Tuesday, June 15, 2004

"King or Byng?" Part 2...Harper or Clarkson?

Paul Wells suspects that if the parties are roughly balanced after the next election that Harper will be better placed to form a government by wooing away loose fish Liberal MPs.

I don't think so. I think that an alliance of the left will be set up, with the Liberals relying on NDP support as they did after the 1972 election.

This could be an interesting situation. I would even go so far as to speculate that if the Liberals have up to a dozen seats less that the Tories, they could still be asked to stay in government if the NDP can put them over the top. Adrienne Clarkson, not the most conservative person in the world, could be easily persuaded. As Wells notes in his column, Mr. Martin does not have to resign as Prime Minister until he loses a vote of confidence in the House of Commons.

That kind of situation would be eerly reminscent of the run up to the 1926 election and a godsend to Stephen Harper. In the 1925 election, the Liberals lost dozens of seats after a scandal--this time a controversy over Canada Customs. What happened then was that the Liberals lost a vote of confidence.
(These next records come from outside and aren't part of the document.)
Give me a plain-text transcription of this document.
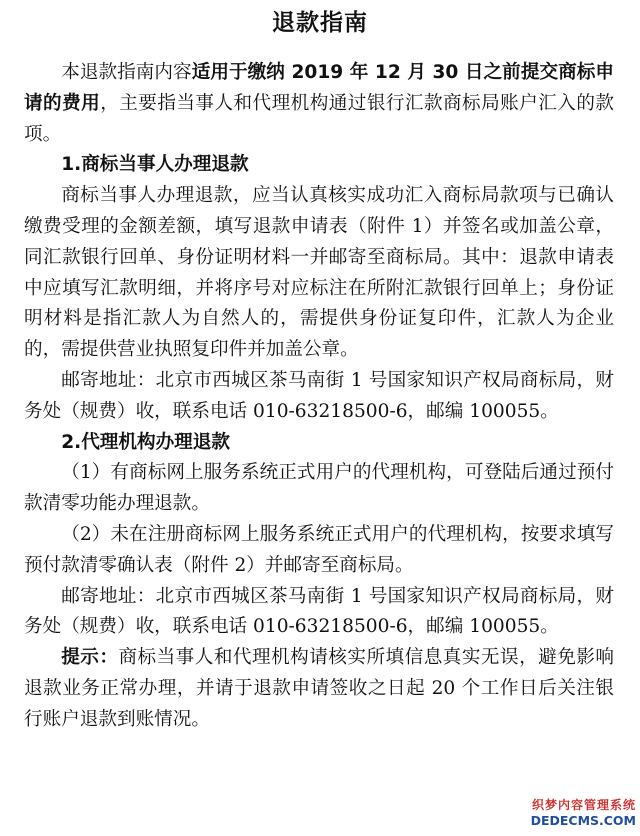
退款指南

本退款指南内容适用于缴纳 2019 年 12 月 30 日之前提交商标申请的费用，主要指当事人和代理机构通过银行汇款商标局账户汇入的款项。

1.商标当事人办理退款

商标当事人办理退款，应当认真核实成功汇入商标局款项与已确认缴费受理的金额差额，填写退款申请表（附件 1）并签名或加盖公章，同汇款银行回单、身份证明材料一并邮寄至商标局。其中：退款申请表中应填写汇款明细，并将序号对应标注在所附汇款银行回单上；身份证明材料是指汇款人为自然人的，需提供身份证复印件，汇款人为企业的，需提供营业执照复印件并加盖公章。

邮寄地址：北京市西城区茶马南街 1 号国家知识产权局商标局，财务处（规费）收，联系电话 010-63218500-6，邮编 100055。

2.代理机构办理退款

（1）有商标网上服务系统正式用户的代理机构，可登陆后通过预付款清零功能办理退款。

（2）未在注册商标网上服务系统正式用户的代理机构，按要求填写预付款清零确认表（附件 2）并邮寄至商标局。

邮寄地址：北京市西城区茶马南街 1 号国家知识产权局商标局，财务处（规费）收，联系电话 010-63218500-6，邮编 100055。

提示：商标当事人和代理机构请核实所填信息真实无误，避免影响退款业务正常办理，并请于退款申请签收之日起 20 个工作日后关注银行账户退款到账情况。

织梦内容管理系统
DEDECMS.COM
Then Viscount Byng, the Governor-General, gave the Opposition Tories a chance to govern with the support of the Progressive Party instead of immediately dissolving the House as King had asked Byng to do.

When that government fell, Canadians went to the polls in 1926. Mackenzie King, the Liberal leader, was able to clobber the Tories on a "King or Byng?" platform, making Canadian voters indignant that an appointed head of state had not overstepped his bounds by giving the Tories an opportunity to form a government, even though they and their allies had finished second in the 1925 election.

Imagine the Liberals finishing second in the seat totals behind the Tories in the current election but being allowed to stay in power. The de facto convention in the mind of the Canadian public is that the party that finishes first in the seat count gets the first chance to form a government. Canadians would be incensed and today's Tories could only benefit.

Adrienne Clarkson as the new Lord Byng. She wouldn't dare. Or would she?